Nous sommes là passifs à laisser faire, à accepter, je dirai même à nous résigner. Résignation disais-je, que faisons-nous de notre engagement initial? J'entends ceux qui diront : "Mais on est en politique de facto il faut additionner". A l'école primaire, que je sache, on additionne pour avoir quelque chose de positif, dans mon entendement on additionne les forces, on additionne des idées pour faire avancer les choses, on additionne pour aller vers une convergence.... Le constat qui se pose avec acuité c'est que nous cautionnons que certains, au nom d'une fallacieuse massification viennent poser leurs baluchons dans le parti au pouvoir. Qui plus est si on est mû que par l'intérêt général, par le besoin de travailler pour la nation alors nul besoin d'une adhésion ou allégeance de quelque nature que ce soit. Si on souhaite réellement apporter son concours à la construction du pays alors nul besoin de créer des fonds de commerce qu'on monnayera ultérieurement.

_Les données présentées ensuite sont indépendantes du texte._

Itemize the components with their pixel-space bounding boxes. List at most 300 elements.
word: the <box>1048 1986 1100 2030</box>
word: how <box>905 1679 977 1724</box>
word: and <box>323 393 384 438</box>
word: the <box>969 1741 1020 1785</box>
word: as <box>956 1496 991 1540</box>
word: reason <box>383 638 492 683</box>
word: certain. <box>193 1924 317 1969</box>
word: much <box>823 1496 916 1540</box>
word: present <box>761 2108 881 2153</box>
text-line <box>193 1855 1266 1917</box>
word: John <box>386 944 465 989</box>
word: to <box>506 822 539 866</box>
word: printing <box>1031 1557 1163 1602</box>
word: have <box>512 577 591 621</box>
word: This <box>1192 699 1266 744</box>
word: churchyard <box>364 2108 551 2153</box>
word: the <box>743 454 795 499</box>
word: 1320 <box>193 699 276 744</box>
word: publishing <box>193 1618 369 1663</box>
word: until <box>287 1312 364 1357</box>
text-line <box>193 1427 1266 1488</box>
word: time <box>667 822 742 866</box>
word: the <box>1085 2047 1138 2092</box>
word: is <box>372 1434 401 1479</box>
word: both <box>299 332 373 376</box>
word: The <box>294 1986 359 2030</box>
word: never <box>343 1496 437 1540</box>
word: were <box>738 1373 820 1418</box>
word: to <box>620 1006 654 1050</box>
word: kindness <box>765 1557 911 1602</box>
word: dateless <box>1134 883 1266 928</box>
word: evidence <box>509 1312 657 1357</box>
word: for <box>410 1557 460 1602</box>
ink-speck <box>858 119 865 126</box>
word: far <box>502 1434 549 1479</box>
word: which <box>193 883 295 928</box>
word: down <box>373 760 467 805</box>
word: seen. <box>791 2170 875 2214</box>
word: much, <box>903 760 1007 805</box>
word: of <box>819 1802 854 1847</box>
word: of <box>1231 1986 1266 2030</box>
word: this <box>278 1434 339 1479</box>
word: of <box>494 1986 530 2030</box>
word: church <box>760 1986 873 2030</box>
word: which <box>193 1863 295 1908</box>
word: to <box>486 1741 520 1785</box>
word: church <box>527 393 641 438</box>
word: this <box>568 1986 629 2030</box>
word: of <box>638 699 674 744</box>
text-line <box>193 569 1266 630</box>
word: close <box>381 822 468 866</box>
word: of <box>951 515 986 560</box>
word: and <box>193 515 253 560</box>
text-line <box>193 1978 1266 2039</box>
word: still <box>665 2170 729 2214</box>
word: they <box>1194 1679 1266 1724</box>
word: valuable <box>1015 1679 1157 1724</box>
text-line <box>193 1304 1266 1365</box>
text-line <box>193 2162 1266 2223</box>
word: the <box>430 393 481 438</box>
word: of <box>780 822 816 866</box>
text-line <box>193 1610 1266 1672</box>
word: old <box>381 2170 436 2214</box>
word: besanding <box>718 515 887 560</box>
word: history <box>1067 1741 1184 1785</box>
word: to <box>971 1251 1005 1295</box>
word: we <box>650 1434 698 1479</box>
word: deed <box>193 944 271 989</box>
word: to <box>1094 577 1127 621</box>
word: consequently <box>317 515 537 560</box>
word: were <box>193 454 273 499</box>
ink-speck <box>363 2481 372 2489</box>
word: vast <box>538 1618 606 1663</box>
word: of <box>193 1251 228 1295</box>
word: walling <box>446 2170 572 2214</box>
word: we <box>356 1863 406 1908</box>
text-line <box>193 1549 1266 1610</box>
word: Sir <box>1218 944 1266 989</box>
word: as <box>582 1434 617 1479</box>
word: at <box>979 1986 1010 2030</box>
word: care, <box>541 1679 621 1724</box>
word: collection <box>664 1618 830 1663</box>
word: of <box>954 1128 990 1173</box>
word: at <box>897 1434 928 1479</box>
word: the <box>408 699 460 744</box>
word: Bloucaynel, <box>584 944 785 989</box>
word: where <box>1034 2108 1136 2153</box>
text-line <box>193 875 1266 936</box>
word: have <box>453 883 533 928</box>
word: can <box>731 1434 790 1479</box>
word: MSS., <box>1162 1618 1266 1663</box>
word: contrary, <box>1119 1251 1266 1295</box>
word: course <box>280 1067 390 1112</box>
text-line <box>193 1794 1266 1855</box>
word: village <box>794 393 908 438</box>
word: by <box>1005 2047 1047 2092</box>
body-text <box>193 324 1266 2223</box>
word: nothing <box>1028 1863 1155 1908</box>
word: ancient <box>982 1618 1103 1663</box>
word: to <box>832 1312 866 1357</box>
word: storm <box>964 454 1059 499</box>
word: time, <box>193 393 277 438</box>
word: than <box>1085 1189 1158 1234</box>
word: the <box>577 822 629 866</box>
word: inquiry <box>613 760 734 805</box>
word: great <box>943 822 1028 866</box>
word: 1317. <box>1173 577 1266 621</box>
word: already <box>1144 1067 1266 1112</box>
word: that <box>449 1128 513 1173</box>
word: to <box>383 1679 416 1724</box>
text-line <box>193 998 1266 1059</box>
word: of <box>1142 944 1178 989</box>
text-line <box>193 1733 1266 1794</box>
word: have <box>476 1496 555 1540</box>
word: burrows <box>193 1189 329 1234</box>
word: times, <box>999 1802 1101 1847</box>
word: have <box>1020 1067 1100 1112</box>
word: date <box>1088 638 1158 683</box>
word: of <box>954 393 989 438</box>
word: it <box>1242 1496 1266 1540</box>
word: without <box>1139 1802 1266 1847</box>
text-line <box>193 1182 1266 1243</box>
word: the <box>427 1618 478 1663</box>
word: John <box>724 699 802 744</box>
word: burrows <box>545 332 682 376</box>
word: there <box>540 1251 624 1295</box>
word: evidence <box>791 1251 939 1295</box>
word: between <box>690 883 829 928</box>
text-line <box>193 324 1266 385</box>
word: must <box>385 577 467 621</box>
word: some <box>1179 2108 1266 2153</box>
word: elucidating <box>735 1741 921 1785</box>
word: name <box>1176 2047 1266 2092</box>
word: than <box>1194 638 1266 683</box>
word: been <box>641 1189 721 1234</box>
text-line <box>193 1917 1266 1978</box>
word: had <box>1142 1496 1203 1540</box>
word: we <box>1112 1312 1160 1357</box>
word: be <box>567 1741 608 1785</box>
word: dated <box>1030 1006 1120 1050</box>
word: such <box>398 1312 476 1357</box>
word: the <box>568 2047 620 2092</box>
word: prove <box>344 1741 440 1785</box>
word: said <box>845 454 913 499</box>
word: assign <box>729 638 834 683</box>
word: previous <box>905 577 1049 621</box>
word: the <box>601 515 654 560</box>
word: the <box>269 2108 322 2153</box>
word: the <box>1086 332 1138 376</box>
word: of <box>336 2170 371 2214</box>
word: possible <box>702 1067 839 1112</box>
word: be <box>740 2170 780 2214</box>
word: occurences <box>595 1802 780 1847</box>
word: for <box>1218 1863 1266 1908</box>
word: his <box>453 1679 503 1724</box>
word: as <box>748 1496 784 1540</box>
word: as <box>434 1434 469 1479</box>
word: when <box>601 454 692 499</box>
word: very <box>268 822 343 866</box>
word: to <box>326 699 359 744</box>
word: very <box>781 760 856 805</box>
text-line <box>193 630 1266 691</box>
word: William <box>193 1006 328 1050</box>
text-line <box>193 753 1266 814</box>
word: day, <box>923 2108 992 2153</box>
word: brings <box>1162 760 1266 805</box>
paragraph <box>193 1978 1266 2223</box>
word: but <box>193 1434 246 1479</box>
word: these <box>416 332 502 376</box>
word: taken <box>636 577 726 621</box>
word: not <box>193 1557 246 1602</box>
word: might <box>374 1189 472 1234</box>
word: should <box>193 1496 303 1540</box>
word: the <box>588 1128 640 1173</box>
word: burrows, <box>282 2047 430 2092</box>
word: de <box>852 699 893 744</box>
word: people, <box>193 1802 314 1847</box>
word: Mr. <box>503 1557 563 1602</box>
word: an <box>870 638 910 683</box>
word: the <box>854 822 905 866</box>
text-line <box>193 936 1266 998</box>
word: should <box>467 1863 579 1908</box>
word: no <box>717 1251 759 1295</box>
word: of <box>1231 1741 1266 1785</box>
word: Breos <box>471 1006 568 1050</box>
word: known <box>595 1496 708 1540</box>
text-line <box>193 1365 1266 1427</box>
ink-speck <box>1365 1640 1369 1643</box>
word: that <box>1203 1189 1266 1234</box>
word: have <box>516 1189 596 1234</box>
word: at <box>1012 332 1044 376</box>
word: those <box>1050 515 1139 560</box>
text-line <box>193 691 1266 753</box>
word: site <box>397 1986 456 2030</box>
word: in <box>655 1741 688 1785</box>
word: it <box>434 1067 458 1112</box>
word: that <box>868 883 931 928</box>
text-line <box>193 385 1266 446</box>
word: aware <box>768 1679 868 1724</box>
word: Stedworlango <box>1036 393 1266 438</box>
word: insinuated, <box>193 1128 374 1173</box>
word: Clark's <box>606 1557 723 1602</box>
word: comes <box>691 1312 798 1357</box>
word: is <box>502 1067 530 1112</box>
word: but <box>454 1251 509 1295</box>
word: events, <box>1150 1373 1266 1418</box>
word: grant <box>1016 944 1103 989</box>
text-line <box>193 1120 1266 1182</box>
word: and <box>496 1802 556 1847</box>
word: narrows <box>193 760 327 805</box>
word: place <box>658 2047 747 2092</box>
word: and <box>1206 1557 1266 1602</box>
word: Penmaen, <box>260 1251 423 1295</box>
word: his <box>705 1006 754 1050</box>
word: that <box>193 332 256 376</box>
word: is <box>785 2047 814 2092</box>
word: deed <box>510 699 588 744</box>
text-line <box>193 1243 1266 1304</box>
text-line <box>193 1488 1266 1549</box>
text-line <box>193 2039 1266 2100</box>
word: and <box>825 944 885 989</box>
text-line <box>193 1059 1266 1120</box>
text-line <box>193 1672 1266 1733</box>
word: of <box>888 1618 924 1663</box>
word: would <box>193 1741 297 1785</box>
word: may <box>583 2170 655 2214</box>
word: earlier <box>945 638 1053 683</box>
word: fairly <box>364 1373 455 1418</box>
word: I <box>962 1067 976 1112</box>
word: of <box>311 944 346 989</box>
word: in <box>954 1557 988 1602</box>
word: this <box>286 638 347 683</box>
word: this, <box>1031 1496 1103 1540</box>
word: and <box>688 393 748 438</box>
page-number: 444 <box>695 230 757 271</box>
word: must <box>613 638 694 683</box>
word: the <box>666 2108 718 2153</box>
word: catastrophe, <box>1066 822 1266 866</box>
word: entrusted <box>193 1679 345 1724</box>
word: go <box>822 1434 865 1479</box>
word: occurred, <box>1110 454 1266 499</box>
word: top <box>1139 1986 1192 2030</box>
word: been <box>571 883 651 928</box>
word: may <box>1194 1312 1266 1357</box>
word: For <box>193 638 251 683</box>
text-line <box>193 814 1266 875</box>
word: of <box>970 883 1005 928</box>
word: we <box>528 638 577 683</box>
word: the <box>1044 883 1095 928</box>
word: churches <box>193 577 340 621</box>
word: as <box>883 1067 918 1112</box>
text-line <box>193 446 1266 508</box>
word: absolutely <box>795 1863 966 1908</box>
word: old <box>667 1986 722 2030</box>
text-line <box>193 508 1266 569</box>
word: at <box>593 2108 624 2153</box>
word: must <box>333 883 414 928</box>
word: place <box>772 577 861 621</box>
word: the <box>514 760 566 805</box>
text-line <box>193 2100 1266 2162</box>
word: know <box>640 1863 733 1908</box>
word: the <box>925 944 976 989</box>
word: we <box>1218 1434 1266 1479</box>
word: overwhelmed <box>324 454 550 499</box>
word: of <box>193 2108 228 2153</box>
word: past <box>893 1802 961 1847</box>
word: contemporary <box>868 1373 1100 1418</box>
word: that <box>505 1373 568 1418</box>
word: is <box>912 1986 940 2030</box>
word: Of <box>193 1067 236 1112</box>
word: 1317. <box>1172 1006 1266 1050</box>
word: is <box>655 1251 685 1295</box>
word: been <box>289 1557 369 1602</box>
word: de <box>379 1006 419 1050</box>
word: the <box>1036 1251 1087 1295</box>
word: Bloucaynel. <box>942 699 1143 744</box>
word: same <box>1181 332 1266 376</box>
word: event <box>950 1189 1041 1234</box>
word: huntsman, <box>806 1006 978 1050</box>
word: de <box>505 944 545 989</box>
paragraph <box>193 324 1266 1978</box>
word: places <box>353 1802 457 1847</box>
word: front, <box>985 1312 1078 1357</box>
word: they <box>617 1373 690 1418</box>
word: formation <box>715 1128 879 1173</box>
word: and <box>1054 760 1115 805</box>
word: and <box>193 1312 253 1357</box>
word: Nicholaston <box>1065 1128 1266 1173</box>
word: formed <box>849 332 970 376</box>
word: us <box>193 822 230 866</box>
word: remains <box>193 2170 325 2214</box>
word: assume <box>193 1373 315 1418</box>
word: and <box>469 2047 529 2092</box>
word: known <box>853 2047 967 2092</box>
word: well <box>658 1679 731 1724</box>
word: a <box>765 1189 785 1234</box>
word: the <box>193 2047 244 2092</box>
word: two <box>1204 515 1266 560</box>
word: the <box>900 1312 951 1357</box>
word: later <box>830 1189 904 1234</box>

A quand la politique autrement? Sommes-nous condamnés à une éternelle résilience? Quand dirons-nous non de façon définitive à ces petits calculs? Certains diront que c'est utopique et d'autres me traiteront "d'emmerdeuse" soit ! Le problème en est que nous ne cessons de recommencer encore et encore. Je rêve d'une société où il y'aurait une responsabilité collective pour dire non, au nom du bon sens, au nom de l'éthique au nom de l'intérêt général. Dire NON tout simplement pour construire la société de nos rêves!